Duygu Serbest Codefolio of a coder.

Installing HBase on a Distributed Hadoop Cluster

Installation guide for distributed HBase with Zookeeper(which is a requirement for HBase, is being managed by HBase itself.).

Prerequisites:

Hadoop must be installed successfully.

Installation:

Do everything listed below for every instance which is a node on hdfs network, you want to run HBase on.

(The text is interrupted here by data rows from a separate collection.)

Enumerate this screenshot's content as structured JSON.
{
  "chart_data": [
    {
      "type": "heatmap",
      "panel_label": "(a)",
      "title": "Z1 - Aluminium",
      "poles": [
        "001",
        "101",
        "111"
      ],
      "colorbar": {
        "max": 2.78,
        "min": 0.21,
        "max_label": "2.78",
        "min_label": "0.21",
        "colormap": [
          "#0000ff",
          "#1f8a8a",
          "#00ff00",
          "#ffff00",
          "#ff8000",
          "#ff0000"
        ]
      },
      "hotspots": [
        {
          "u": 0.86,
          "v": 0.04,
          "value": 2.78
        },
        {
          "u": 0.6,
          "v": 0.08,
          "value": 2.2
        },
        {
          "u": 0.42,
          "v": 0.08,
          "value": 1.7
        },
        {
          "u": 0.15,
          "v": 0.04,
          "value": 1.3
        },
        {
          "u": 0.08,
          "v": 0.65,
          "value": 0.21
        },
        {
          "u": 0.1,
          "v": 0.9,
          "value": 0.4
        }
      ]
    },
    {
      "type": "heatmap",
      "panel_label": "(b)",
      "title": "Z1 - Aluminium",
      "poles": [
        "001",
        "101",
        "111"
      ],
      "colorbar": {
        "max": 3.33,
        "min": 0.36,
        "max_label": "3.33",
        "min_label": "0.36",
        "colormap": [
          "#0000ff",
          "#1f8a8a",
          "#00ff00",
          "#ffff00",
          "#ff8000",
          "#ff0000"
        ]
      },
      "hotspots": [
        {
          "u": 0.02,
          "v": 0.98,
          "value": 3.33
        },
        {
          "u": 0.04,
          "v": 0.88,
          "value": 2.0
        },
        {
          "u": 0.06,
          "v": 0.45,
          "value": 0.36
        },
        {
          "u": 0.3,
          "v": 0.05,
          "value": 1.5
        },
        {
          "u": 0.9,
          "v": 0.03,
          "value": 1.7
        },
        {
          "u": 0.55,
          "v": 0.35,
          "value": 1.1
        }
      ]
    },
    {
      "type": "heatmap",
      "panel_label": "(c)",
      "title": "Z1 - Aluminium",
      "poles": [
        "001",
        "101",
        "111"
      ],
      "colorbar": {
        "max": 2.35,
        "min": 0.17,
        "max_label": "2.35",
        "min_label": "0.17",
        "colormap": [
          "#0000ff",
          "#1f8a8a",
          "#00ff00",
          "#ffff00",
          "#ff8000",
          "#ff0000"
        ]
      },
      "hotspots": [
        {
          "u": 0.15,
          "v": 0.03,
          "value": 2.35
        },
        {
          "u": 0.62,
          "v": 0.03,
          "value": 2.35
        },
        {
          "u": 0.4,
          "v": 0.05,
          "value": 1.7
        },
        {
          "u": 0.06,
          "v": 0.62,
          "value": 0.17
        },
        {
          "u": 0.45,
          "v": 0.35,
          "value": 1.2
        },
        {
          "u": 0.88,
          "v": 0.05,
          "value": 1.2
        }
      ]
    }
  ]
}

  1. Create a directory and navigate to created directory.
    • mkdir hbase
  2. Change folder’s owner if needed:
    • sudo chown -R hadoop:hadoop hbase/
    • cd hbase
  3. Download hbase-0.94.12 to current directory.
    • wget “https://archive.apache.org/dist/hbase/hbase-0.94.12/hbase-0.94.12.tar.gz”
  4. Extract hbase files to current directory.
    • tar -xvzf hbase-0.94.12.tar.gz
  5. Navigate to extracted directory.
    • cd hbase-0.94.12/conf
  6. Edit hbase-site.xml using vim and set proper values to configuration properties.
    • vim hbase-site.xml
  7. Edit regionservers file and list all hosts that you would have running Zookeeper.
    • vim regionservers
    • server30 server31 server32 server33
  8. Add HBASE_HOME environment variable to bashrc.
    • vim ~/.bashrc
    • export HBASE_HOME=/opt/hbase/hbase-0.94.12
    • export PATH=$PATH:$HADOOP_HOME/bin:$HBASE_HOME/bin:$JAVA_HOME/bin
    • To test if variable is added successfully
      1. Logout from user session:
        • exit
      2. Log back in:
        • sudo su - hadoop
      3. Echo environment variable:
        • echo $HBASE_HOME
  9. Edit hbase-env.sh, uncomment and set proper values to properties.
    • export JAVA_HOME=/usr/lib/jvm/java-8-oracle
    • export HBASE_HEAPSIZE=4096
    • export HBASE_MANAGES_ZK=true
  10. Symlink hdfs-site.xml under ${HBASE_HOME}/conf.
    • ln -sv /opt/hadoop/hadoop-1.0.4/conf/hdfs-site.xml hdfs-site.xml
  11. Create HBase temp directory and Zookeeper data directory stated on hbase-site.xml.

hbase-site.xml:

Starting HBase:

To start HBase run “./bin/start-hbase.sh” on “/opt/hbase/hbase-0.94.12” directory. The instance you have run the starter script becomes the master of the network. You must start Hadoop’s DFS and Map-Red frameworks before running this command.

Testing Installation:

Checking if HBase initialised successfully:

Run “jps” on terminal and check if “HQuorumPeer” and “HRegionServer” processes running for every instance in your HBase network. When you run “jps” command on master you should also see the master process named “HMaster”.

Running hbase check:

When you run “hbase hbck”, there must be no inconsistencies detected. If an inconsistency has been detected, run “hbase hbck -repair” and/or “hbase hbck -fix” for easy fix.

Checking HBase Shell:

If HBase initialised successfully, you should be able to run “hbase shell” command to access tables. After running “hbase shell” if you come across


java.lang.RuntimeException: java.lang.UnsatisfiedLinkError: /tmp/jffi3876542469706275102.tmp: /tmp/jffi3876542469706275102.tmp: failed to map segment from shared object: Operation not permitted

this exception then this means you can “not execute” on your /tmp directory. This can mean that your company security policy block execution on tmp directory. To solve this problem you have two options: first one is giving execution permission on tmp to users, or changing java tmp directory by setting a parameter. To solve the problem by changing java tmp directory: 1. Create a new directory where the user you started HBase with has execution permission. 2. Add -Djava.io.tmpdir parameter to HBASE_OPTS environment variable on hbase-env.sh. 3. export HBASE_OPTS=”-Djava.io.tmpdir=/work/hbase/hbase-java-temp -XX:+UseConcMarkSweepGC” 4. Restart HBase.

Stopping HBase:

Run “./bin/stop-hbase.sh” on “/opt/hbase/hbase-0.94.12” directory.